The slices are trapezoids, and we know the area of a trapezoid: average height times thickness. In columns E and F I’ve calculated the areas under the measured and calculated curves. The formula in cell E2, filled down to E18, is
=(A3-A2)*(B2+B3)/2
where A3-A2 is the thickness and (B2+B3)/2 is the average height. The formula in cell F2, filled down to F18, is
=(A3-A2)*(C2+C3)/2
The total areas are summed in row 21.
The two computed areas are unusually close, differing by less than 0.03%. In this case, there was no benefit to using a trendline to calculate this area.

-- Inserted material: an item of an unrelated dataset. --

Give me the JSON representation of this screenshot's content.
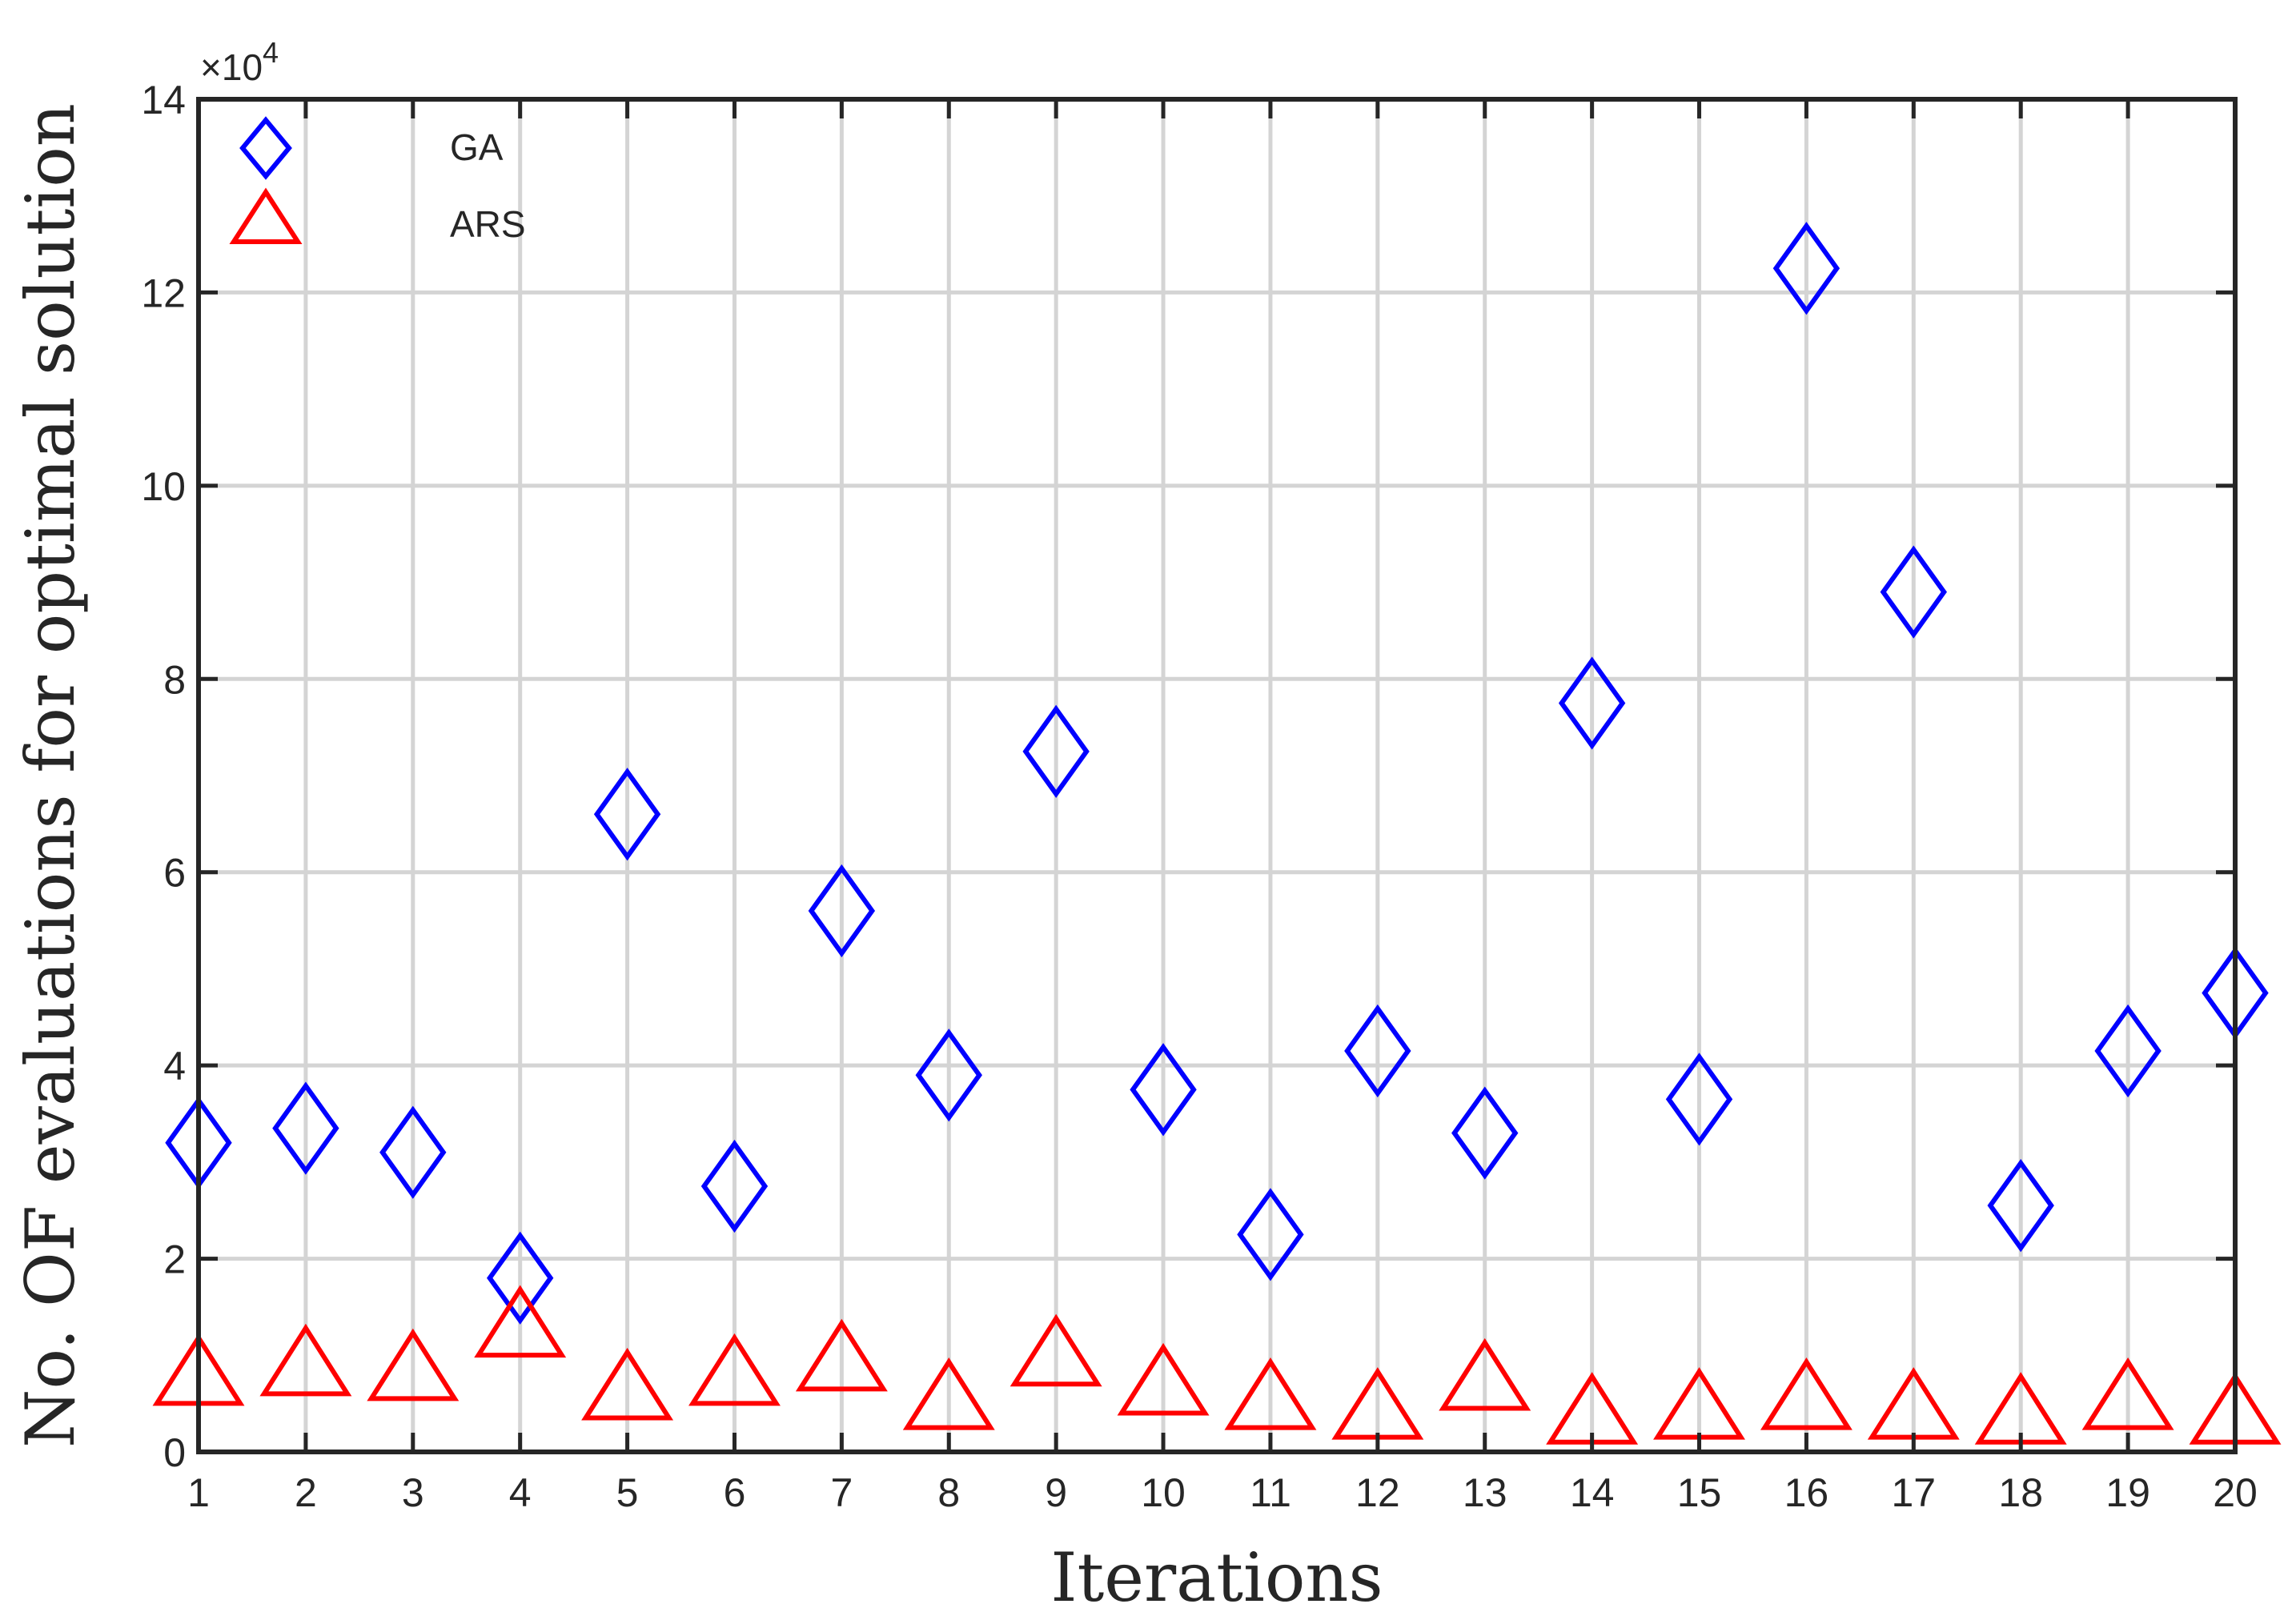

You could make the case that trapezoids don’t accurately capture the area under a curve if the data shows lots of curvature. If we had taken measurements more frequently, our points would lie under or over the straight top segments of our trapezoids. If we believe our trendline, we could calculate values at closer intervals, as shown below. We might then say that the computed area was more accurate.
The area calculated for the thinner slices was 1.404070, which is about 0.2% less than the areas computed using thicker trapezoids. This difference is probably from the range between X=0.80 and X=0.97, where curvature in the trendline moved it below the straight line segments of the measured data. Is this a better value? It’s not substantially different from the calculation based on only the unmodified measurements, and I’m sure there are greater sources of error in the experimental setup.